CDS Professor Develops New Course Accessible Online to All: Mathematical Tools for Data Science
CDS Assistant Professor of Data Science and Mathematics, Carlos Fernandez-Granda, has developed the course Mathematical Tools for Data Science. Contributors who participated in the development of the course include CDS visiting assistant professor Brett Bernstein and CDS PhD students Aakash Kaku, Sheng Liu, and Sreyas Mohan. The course provides an introduction to tools from several areas of mathematics such as linear algebra, Fourier analysis, probability theory, and convex optimization, which are useful in data science. Topics include covariance matrices, principal component analysis, linear regression, regularization, sparse regression, frequency representations, the short-time Fourier transform, wavelets, Wiener filtering, and convolutional neural networks. Course materials such as notes, slides, videos, and code are fully available on the CDS website.
We caught up with Carlos to discuss a bit about the origins of the course and how he sees it growing in the future.
What was the initial motivation/inspiration for developing Mathematical Tools for Data Science?
I wanted to teach fundamental topics in signal and image processing, such as frequency transformations, the sampling theorem, the spectrogram, or Wiener filtering, which are not covered in existing data-science classes. I also wanted to provide a slightly more mathematical perspective on other topics, such as linear regression, regularization, and sparse regression.
How do you hope the course will benefit those who take it?
On the one hand, it may expose them to some new topics (many students did not know about wavelets or stationarity). On the other hand, it will show them how certain mathematical tools (the singular value decomposition, subgradients, the Fourier series) can help us to analyze and understand data-science methods.

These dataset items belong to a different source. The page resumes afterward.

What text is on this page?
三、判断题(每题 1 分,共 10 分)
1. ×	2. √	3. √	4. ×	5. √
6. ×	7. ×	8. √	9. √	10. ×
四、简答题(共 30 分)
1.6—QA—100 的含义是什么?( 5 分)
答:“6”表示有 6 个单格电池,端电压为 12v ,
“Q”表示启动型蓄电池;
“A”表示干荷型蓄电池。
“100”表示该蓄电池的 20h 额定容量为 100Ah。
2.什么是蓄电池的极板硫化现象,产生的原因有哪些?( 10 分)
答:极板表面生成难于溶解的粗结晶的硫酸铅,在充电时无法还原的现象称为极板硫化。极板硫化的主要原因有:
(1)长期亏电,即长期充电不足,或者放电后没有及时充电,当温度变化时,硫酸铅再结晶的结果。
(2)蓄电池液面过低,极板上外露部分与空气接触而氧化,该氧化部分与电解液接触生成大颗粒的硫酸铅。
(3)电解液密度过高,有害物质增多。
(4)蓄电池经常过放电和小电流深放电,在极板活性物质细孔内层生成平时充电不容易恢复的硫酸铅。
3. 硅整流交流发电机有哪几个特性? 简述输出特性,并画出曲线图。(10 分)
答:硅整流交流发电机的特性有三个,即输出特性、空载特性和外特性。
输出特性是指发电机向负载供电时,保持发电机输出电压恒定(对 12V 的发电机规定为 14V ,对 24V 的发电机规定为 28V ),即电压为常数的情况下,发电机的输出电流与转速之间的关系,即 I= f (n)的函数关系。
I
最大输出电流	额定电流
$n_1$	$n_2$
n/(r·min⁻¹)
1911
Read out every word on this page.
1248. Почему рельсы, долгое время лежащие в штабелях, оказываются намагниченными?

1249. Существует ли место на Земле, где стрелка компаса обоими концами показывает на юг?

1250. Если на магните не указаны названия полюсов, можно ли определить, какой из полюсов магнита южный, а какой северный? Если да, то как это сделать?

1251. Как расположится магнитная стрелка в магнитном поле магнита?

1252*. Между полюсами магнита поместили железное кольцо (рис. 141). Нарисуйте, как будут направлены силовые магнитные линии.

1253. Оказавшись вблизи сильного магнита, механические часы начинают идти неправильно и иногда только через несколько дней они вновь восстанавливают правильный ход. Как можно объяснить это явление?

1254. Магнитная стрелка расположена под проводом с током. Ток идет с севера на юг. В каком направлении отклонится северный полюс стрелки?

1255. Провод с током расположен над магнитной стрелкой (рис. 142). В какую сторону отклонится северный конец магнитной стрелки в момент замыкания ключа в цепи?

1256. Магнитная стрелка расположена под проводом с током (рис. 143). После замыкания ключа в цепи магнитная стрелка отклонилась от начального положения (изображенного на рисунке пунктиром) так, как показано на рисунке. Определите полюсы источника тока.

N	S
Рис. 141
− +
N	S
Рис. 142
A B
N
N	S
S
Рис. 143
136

What would you say is unique about the course?
The course provides a self-contained and accessible analysis of phenomena that have important implications for data-science applications and are not often analyzed mathematically. For example, we study early stopping (a technique widely used in deep learning) on a linear model, showing that it performs implicit regularization in a very similar way to ridge regression.
How do you see the course evolving over time?
Nowadays my research group is mostly focused on designing and analyzing deep learning techniques for signal and image processing. This year I included a brief description of convolutional neural networks at the end of the course, using our work on deep denoising of electron-microscope images to illustrate the potential of these techniques. I will probably incorporate more material on deep learning in the future.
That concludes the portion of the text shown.